Ist es gerecht, dass in Adam alle sterben?

Artikel von R.C. Sproul
23. Juni 2020 — 3 Min Lesedauer

Ich glaube, dass das Neue Testament in der Tat lehrt, dass die ganze Welt mit den Folgen einer gefallenen Natur geboren wird, weil Adam und Eva gesündigt haben. Das Neue Testament wiederholt diesen Gedanken oft – „dass durch den Ungehorsam des Einen der Tod in die Welt kam“. Das ist Anlass zu großem theologischen Protest geworden. Was für ein Gott würde alle Menschen für die Sünde eines Einzelnen bestrafen? Es scheint sogar der Lehre des Propheten Hesekiel zu widersprechen. Dieser tadelte das Volk Israels für ihre Schlussfolgerung, die von den Vätern gegessenen sauren Trauben wären für die schlechten Zähne der Kinder ursächlich. Der Prophet erläuterte, dass Gott jeden Menschen nach seiner eigenen Sünde behandelt. Er bestraft mich nicht für das, was mein Vater getan hat, noch meinen Sohn für das, was ich getan habe, auch wenn die Konsequenzen sich über drei oder vier Generationen hinstrecken mögen. Dass die Schuld nicht von einem Menschen auf den anderen übertragen wird, scheint die Botschaft von Hesekiel zu sein.

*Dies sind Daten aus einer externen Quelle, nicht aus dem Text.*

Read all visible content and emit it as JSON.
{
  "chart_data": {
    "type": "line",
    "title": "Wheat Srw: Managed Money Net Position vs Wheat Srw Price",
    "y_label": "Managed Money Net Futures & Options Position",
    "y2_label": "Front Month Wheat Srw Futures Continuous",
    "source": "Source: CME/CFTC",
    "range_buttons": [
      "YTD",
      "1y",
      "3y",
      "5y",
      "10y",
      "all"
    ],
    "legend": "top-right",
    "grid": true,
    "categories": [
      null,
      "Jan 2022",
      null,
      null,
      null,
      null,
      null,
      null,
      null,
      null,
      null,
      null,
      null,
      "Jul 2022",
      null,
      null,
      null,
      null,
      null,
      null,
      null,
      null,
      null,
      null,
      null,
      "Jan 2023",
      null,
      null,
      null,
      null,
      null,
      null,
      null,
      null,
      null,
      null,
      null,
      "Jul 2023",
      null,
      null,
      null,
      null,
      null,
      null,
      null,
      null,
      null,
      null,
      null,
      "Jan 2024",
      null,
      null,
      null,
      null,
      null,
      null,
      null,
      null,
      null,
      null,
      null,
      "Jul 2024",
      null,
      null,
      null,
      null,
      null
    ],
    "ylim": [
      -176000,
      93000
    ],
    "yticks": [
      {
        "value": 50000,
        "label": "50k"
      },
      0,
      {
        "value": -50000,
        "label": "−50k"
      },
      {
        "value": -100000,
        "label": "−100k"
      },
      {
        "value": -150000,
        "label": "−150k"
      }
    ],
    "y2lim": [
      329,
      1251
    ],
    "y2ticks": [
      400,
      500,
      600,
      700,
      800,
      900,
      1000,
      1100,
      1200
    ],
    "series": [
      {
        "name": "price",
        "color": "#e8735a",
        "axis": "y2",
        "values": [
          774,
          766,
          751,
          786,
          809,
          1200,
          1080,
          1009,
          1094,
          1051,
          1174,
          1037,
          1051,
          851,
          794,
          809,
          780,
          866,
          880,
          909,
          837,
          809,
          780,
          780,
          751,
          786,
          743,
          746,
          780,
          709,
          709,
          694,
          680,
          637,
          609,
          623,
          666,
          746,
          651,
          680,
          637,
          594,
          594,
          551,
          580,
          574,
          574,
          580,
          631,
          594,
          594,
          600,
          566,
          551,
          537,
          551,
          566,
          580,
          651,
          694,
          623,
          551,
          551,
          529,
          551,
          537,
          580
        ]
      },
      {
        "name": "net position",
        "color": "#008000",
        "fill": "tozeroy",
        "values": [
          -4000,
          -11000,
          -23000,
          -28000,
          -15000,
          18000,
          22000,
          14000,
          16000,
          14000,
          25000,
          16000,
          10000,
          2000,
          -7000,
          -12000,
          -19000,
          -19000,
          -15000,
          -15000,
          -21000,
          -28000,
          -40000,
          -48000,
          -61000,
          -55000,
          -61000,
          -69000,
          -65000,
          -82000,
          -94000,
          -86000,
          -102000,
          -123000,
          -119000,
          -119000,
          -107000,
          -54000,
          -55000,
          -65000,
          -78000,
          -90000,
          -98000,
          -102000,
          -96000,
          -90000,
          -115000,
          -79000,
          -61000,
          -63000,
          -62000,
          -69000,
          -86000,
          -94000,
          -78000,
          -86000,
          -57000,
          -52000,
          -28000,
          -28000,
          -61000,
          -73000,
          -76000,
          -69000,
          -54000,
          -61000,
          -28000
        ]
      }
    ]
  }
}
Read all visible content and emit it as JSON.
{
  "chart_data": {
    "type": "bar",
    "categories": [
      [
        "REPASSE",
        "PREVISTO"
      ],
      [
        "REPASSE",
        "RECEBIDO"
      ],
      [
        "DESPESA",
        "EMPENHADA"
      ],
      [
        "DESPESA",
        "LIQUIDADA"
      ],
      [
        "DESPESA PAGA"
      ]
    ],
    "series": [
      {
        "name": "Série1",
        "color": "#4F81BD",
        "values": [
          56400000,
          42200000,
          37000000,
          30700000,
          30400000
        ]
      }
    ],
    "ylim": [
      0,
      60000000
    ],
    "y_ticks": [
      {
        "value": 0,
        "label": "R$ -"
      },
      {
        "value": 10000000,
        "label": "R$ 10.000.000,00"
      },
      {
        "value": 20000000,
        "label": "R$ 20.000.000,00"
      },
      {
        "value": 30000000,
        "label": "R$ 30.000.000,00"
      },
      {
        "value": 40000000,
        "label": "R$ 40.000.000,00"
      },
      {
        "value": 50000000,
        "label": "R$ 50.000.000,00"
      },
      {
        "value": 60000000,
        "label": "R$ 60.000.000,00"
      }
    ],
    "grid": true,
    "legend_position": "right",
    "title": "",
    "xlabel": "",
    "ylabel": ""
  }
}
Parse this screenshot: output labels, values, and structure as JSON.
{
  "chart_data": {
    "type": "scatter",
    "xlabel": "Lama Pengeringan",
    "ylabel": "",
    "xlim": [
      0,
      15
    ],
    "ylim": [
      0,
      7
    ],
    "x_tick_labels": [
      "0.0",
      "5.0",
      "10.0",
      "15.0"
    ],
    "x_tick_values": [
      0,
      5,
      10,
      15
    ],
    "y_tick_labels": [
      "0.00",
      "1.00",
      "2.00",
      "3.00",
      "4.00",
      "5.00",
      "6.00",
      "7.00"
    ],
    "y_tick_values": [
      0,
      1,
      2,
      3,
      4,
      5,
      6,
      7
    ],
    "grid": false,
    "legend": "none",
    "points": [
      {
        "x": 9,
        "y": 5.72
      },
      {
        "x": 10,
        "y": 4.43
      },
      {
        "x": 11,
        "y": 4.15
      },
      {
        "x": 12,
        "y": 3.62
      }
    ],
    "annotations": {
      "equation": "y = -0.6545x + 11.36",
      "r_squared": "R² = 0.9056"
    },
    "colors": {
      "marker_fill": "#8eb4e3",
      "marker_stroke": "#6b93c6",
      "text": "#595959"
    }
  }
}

Das macht die Frage noch verwirrender. Wir mögen protestieren und sagen: „Keine Verdammnis ohne eigene Sünde“. Wir wollen nicht gern zur Rechenschaft gezogen werden für etwas, dass jemand anderes verbrochen hat. Allerdings gibt es in unserem Rechtssystem durchaus den Fall, dass jemand als (mit-)schuldig gilt, selbst wenn er nicht der Handelnde ist.

Ich könnte dich zum Beispiel beauftragen, jemanden zu töten. Auch wenn ich weit vom Tatort entfernt bin und nicht den Abzug drücke, kann man mich wegen vorsätzlichen Mordes vor Gericht stellen. Alles, was du getan hast, war, meinen Wunsch zu erfüllen. Auch wenn ich nicht den Abzug gedrückt habe, bin ich trotzdem schuldig.

Man könnte sagen, dass das kein guter Vergleich ist, weil beim Sündenfall ja niemand Adam angeheuert hat, in seinem Namen gegen Gott zu sündigen. Natürlich haben wir das nicht. Er wurde als Stellvertreter der ganzen Menschheit eingesetzt. Uns fällt das schwer zu akzeptieren, weil wir nicht gern zur Rechenschaft gezogen werden für einen Stellvertreter, den wir uns nicht selbst ausgesucht haben. Ich habe nicht dafür gestimmt, dass Adam mich vertritt. Das ist einer der Gründe, warum wir gern das Recht haben, unsere Vertreter in der Regierung selbst zu bestimmen: Die Handlungen, die sie in der Politik unternehmen, haben enorme Konsequenzen für unser Leben. Wir können nicht alle in Berlin sein und Politik machen. Wir wollen unsere Repräsentanten in der Hoffnung wählen, dass sie unsere Wünsche und unseren Willen angemessen vertreten.

Es gab keine Zeit in der Menschheitsgeschichte, als du besser vertreten wurdest als im Garten Eden, weil dein Vertreter unfehlbar von einem vollkommen heiligen, gerechten und allwissenden Gott bestimmt wurde. Ich kann also nicht sagen, dass ich anders gehandelt hätte als Adam.

„Unsere ganze Erlösung ruht auf dem Prinzip, dass wir durch die Handlungen Christi erlöst wurden.“

 

Ein letzter Punkt: Wenn wir das Prinzip ablehnen, dass Gott zulässt, das ein Mensch für einen anderen handelt, dann wäre das das Ende unseres christlichen Glaubens. Unsere ganze Erlösung ruht auf dem Prinzip, dass wir durch die Handlungen Christi erlöst wurden.